Although Teresa Tyszkiewicz appears as a distinct and unique figure in Polish art of the late 20th century, her oeuvre has never been a subject of a comprehensive and in-depth analysis. The exhibition Teresa Tyszkiewicz: Day After Day is neither a classical monographic show nor a retrospective, for it abstains from producing a chronology in favour of creating an installation within which works from different periods of her over four-decade-long artistic career resonate with each-other and – despite their formal diversity – reveal the inner structure of Tyszkiewicz’s art. The exhibition shows the processuality and “organicity” inherent to Tyszkiewicz’s method bound up with her struggles with matter, body, and corporeality.
The oeuvre of Tyszkiewicz, radically subjective and intuitive, intertwines with life routines and in a pioneering way opens up the language of art to a reflection on femininity encompassing sensuality, erotism, and fragility as well as physiology, brutality, pain and force.

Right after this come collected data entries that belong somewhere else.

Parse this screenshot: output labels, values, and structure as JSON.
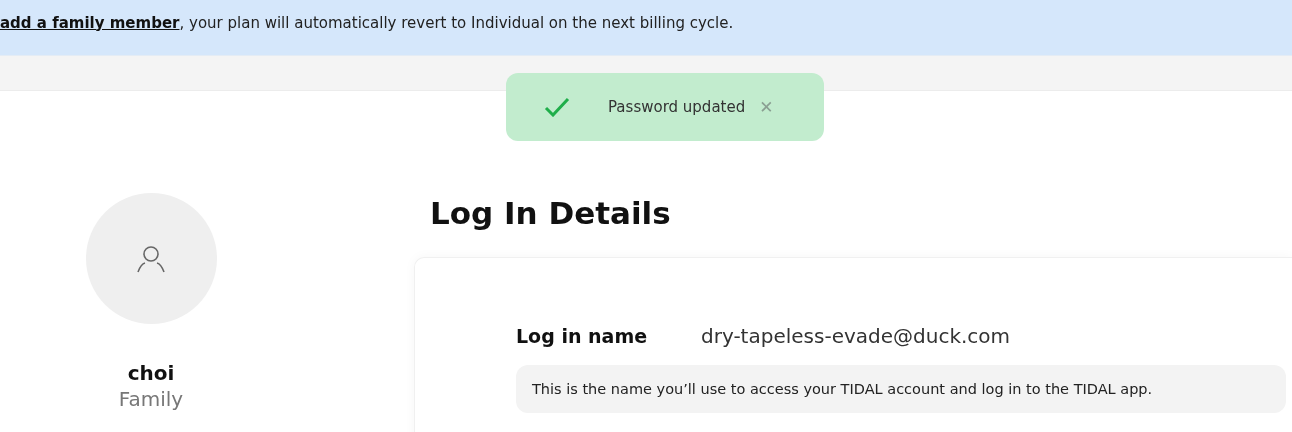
{
  "banner": {
    "link": "add a family member",
    "text": ", your plan will automatically revert to Individual on the next billing cycle."
  },
  "toast": {
    "message": "Password updated",
    "close": "✕"
  },
  "profile": {
    "name": "choi",
    "plan": "Family"
  },
  "login_details": {
    "title": "Log In Details",
    "label": "Log in name",
    "value": "dry-tapeless-evade@duck.com",
    "hint": "This is the name you’ll use to access your TIDAL account and log in to the TIDAL app."
  }
}
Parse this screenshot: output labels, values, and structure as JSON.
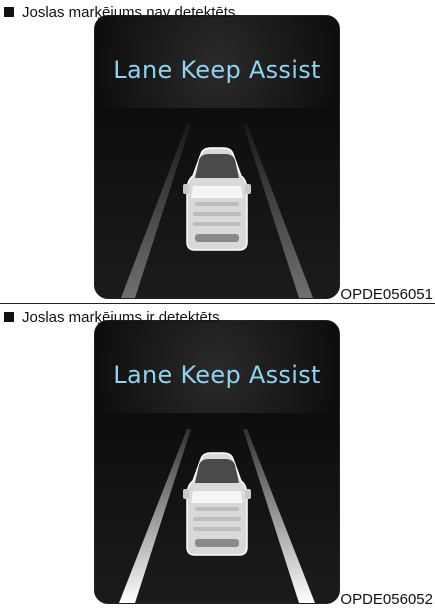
{
  "figures": [
    {
      "caption": "Joslas marķējums nav detektēts",
      "screen_title": "Lane Keep Assist",
      "code": "OPDE056051",
      "lane_markings_detected": false
    },
    {
      "caption": "Joslas marķējums ir detektēts",
      "screen_title": "Lane Keep Assist",
      "code": "OPDE056052",
      "lane_markings_detected": true
    }
  ],
  "colors": {
    "title_text": "#8fd3ee",
    "lane_undetected": "#6f6f6f",
    "lane_detected": "#f2f2f2"
  }
}
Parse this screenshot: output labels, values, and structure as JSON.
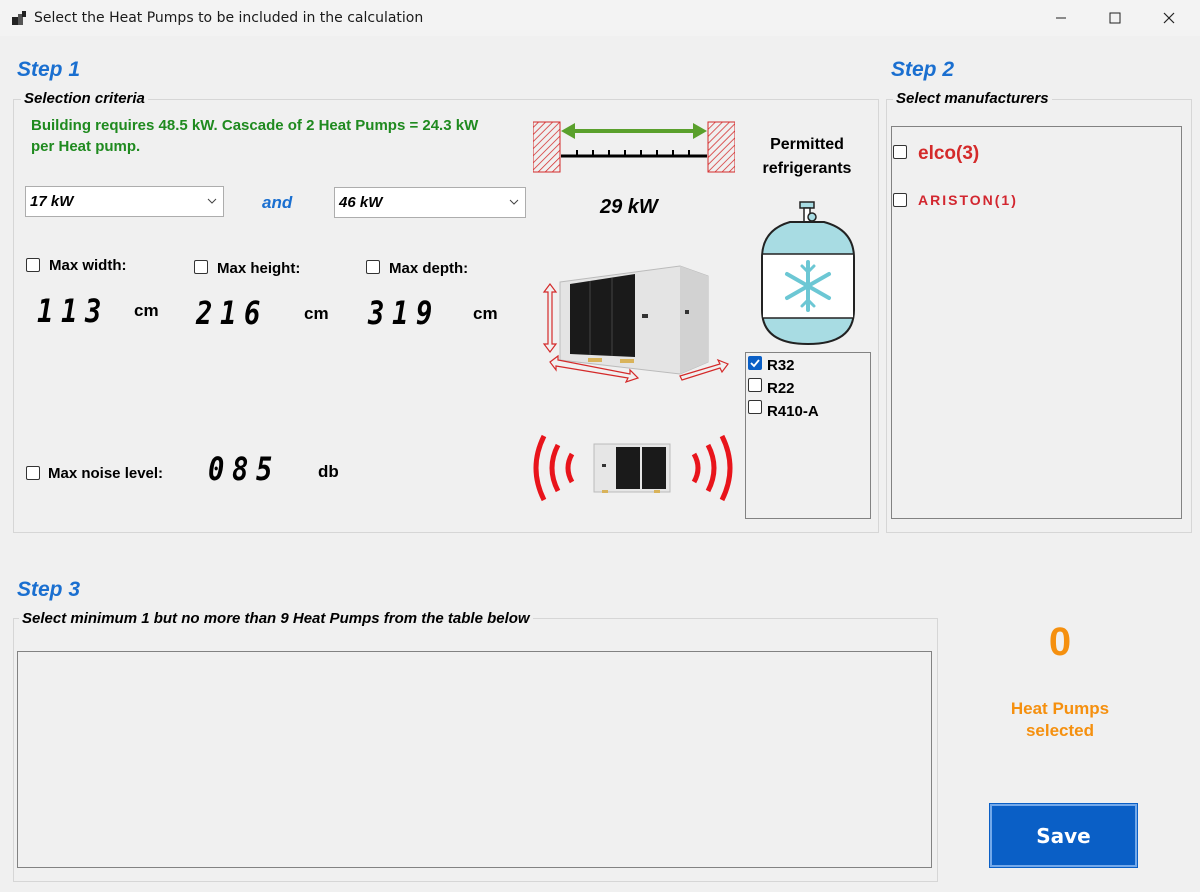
{
  "window": {
    "title": "Select the Heat Pumps to be included in the calculation"
  },
  "step1": {
    "title": "Step 1",
    "group_label": "Selection criteria",
    "requirement_line1": "Building requires 48.5 kW. Cascade of 2 Heat Pumps = 24.3 kW",
    "requirement_line2": "per Heat pump.",
    "min_power": "17 kW",
    "and_label": "and",
    "max_power": "46 kW",
    "power_range": "29 kW",
    "max_width": {
      "label": "Max width:",
      "value": "113",
      "unit": "cm",
      "checked": false
    },
    "max_height": {
      "label": "Max height:",
      "value": "216",
      "unit": "cm",
      "checked": false
    },
    "max_depth": {
      "label": "Max depth:",
      "value": "319",
      "unit": "cm",
      "checked": false
    },
    "max_noise": {
      "label": "Max noise level:",
      "value": "085",
      "unit": "db",
      "checked": false
    },
    "permitted_line1": "Permitted",
    "permitted_line2": "refrigerants",
    "refrigerants": [
      {
        "label": "R32",
        "checked": true
      },
      {
        "label": "R22",
        "checked": false
      },
      {
        "label": "R410-A",
        "checked": false
      }
    ]
  },
  "step2": {
    "title": "Step 2",
    "group_label": "Select manufacturers",
    "manufacturers": [
      {
        "label": "elco(3)",
        "checked": false
      },
      {
        "label": "ARISTON(1)",
        "checked": false
      }
    ]
  },
  "step3": {
    "title": "Step 3",
    "group_label": "Select minimum 1 but no more than 9 Heat Pumps from the table below",
    "selected_count": "0",
    "selected_line1": "Heat Pumps",
    "selected_line2": "selected",
    "save_label": "Save"
  },
  "colors": {
    "accent_blue": "#1a6fd0",
    "green": "#1f8a1f",
    "orange": "#f5900f",
    "button_blue": "#0a5fc6"
  },
  "icons": [
    "app-icon",
    "minimize-icon",
    "maximize-icon",
    "close-icon",
    "chevron-down-icon",
    "range-arrow-icon",
    "heat-pump-icon",
    "refrigerant-tank-icon",
    "snowflake-icon",
    "noise-waves-icon"
  ]
}
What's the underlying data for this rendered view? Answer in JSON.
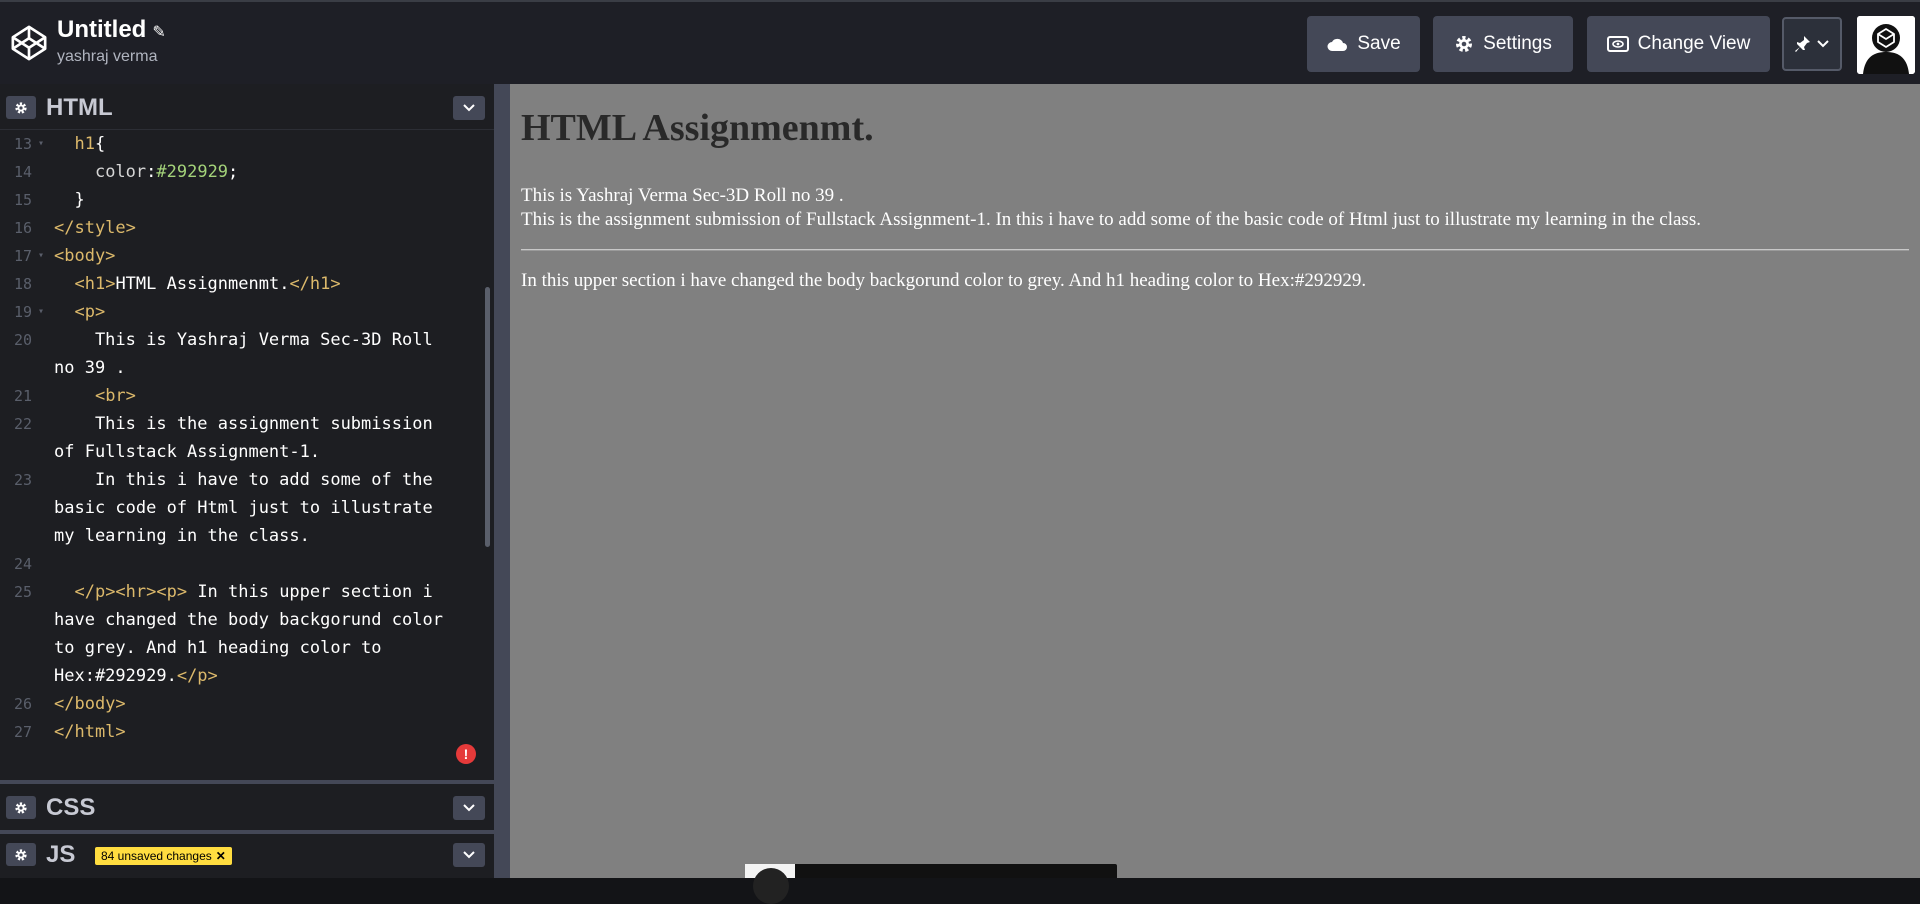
{
  "header": {
    "title": "Untitled",
    "author": "yashraj verma",
    "buttons": {
      "save": "Save",
      "settings": "Settings",
      "change_view": "Change View"
    }
  },
  "panels": {
    "html": "HTML",
    "css": "CSS",
    "js": "JS",
    "unsaved_badge": "84 unsaved changes"
  },
  "editor": {
    "lines": [
      {
        "n": "13"
      },
      {
        "n": "14"
      },
      {
        "n": "15"
      },
      {
        "n": "16"
      },
      {
        "n": "17"
      },
      {
        "n": "18"
      },
      {
        "n": "19"
      },
      {
        "n": "20"
      },
      {
        "n": "21"
      },
      {
        "n": "22"
      },
      {
        "n": "23"
      },
      {
        "n": "24"
      },
      {
        "n": "25"
      },
      {
        "n": "26"
      },
      {
        "n": "27"
      }
    ]
  },
  "preview": {
    "heading": "HTML Assignmenmt.",
    "line1": "This is Yashraj Verma Sec-3D Roll no 39 .",
    "line2": "This is the assignment submission of Fullstack Assignment-1. In this i have to add some of the basic code of Html just to illustrate my learning in the class.",
    "para2": "In this upper section i have changed the body backgorund color to grey. And h1 heading color to Hex:#292929."
  },
  "colors": {
    "accent_badge": "#ffdd40",
    "heading": "#292929",
    "preview_bg": "#808080",
    "error": "#e53a3a"
  },
  "icons": [
    "codepen-logo-icon",
    "pencil-icon",
    "cloud-icon",
    "gear-icon",
    "eye-icon",
    "pin-icon",
    "chevron-down-icon",
    "avatar-icon",
    "error-icon",
    "close-icon"
  ]
}
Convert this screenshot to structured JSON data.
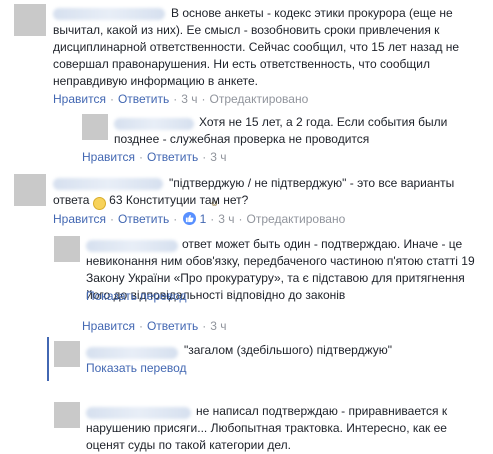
{
  "actions": {
    "like": "Нравится",
    "reply": "Ответить",
    "edited": "Отредактировано",
    "see_translation": "Показать перевод"
  },
  "comments": [
    {
      "text": "В основе анкеты - кодекс этики прокурора (еще не вычитал, какой из них). Ее смысл - возобновить сроки привлечения к дисциплинарной ответственности. Сейчас сообщил, что 15 лет назад не совершал правонарушения. Ни есть ответственность, что сообщил неправдивую информацию в анкете.",
      "time": "3 ч"
    },
    {
      "text": "Хотя не 15 лет, а 2 года. Если события были позднее - служебная проверка не проводится",
      "time": "3 ч"
    },
    {
      "text_before": "\"підтверджую / не підтверджую\" - это все варианты ответа",
      "text_after": "63 Конституции там нет?",
      "time": "3 ч",
      "like_count": "1"
    },
    {
      "text": "ответ может быть один - подтверждаю. Иначе - це невиконання ним обов'язку, передбаченого частиною п'ятою статті 19 Закону України «Про прокуратуру», та є підставою для притягнення його до відповідальності відповідно до законів",
      "time": "3 ч"
    },
    {
      "text": "\"загалом (здебільшого) підтверджую\""
    },
    {
      "text": "не написал подтверждаю - приравнивается к нарушению присяги... Любопытная трактовка. Интересно, как ее оценят суды по такой категории дел."
    }
  ]
}
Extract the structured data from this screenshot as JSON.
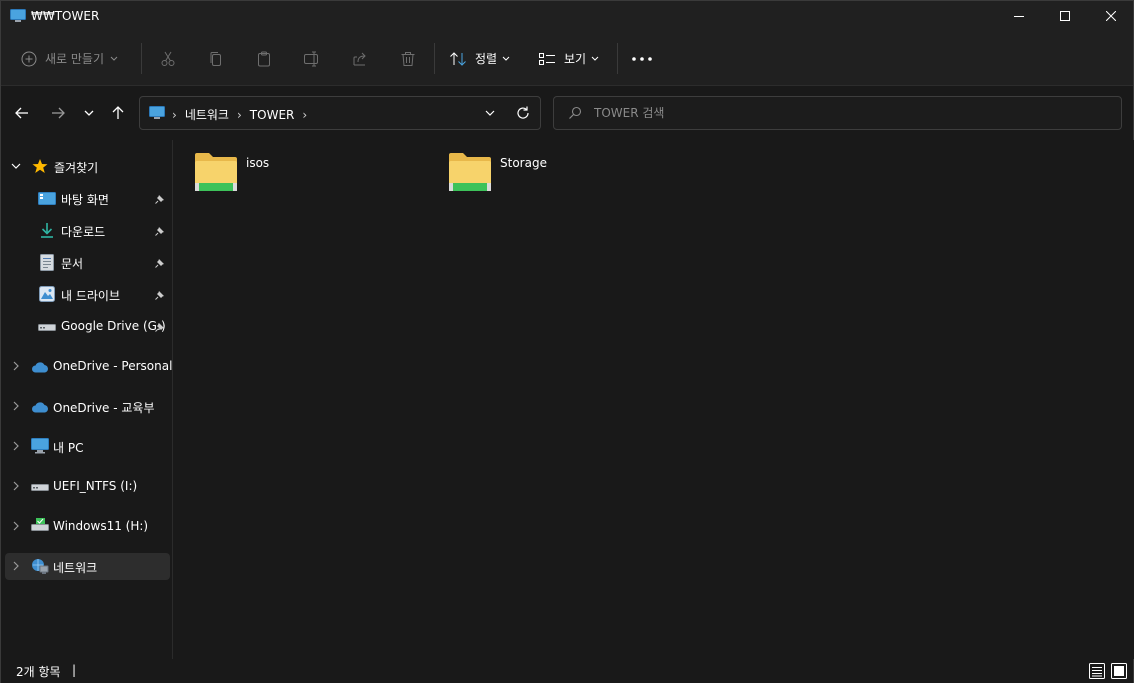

For-camera performances and photographs from the late 1970s and early 1980s were for Tyszkiewicz a way of developing a private mythology and at the same time as means of self-analytical research. The artist’s fascination with matter embodied in the form of grain, soil, feathers or cotton wool – sensual “immersion” in it, her wrapping herself up in materials belonging to the order of the Earth which are archetypically associated with femininity – results from the need to reaffirm the original relationship between the body and matter. The exhibition contrasts these private, sensual rituals with less known “pin-works” created in a laborious months-long process of pin-pricking paper, photographs, canvas or objects. It is a trance-like performance, involving the artist’s body in an action that entails a rhythmical cumulation of gesture and repetitiveness. For Tyszkiewicz, this expressive and brutal ritual became a way to manifest her relationship with the world, while pin-works provide a record of her everyday struggle and at the same time a way of building a personal space of expression.
The transition from wrapping herself with matter to pricking reality and inflicting pain, finding herself in an (auto)aggressive ritual produces dialectic tension which lies at the heart of Tyszkiewicz’s oeuvre. The sensual experience of femininity analyzed in for-camera performances is expanded to include an attempt to express her own condition through a painful, physical confrontation with matter.
The exhibition features nearly 80 works from the years 1980–2019, some of which have never been presented before. Especially for the Muzeum Sztuki exhibition, the artist edited her last never-shown-before film, ARTA (1984/ 2019). The films, photographs, assemblages, objects, paintings, and large-format pin-reliefs comprise a diverse but aesthetically coherent vocabulary of forms.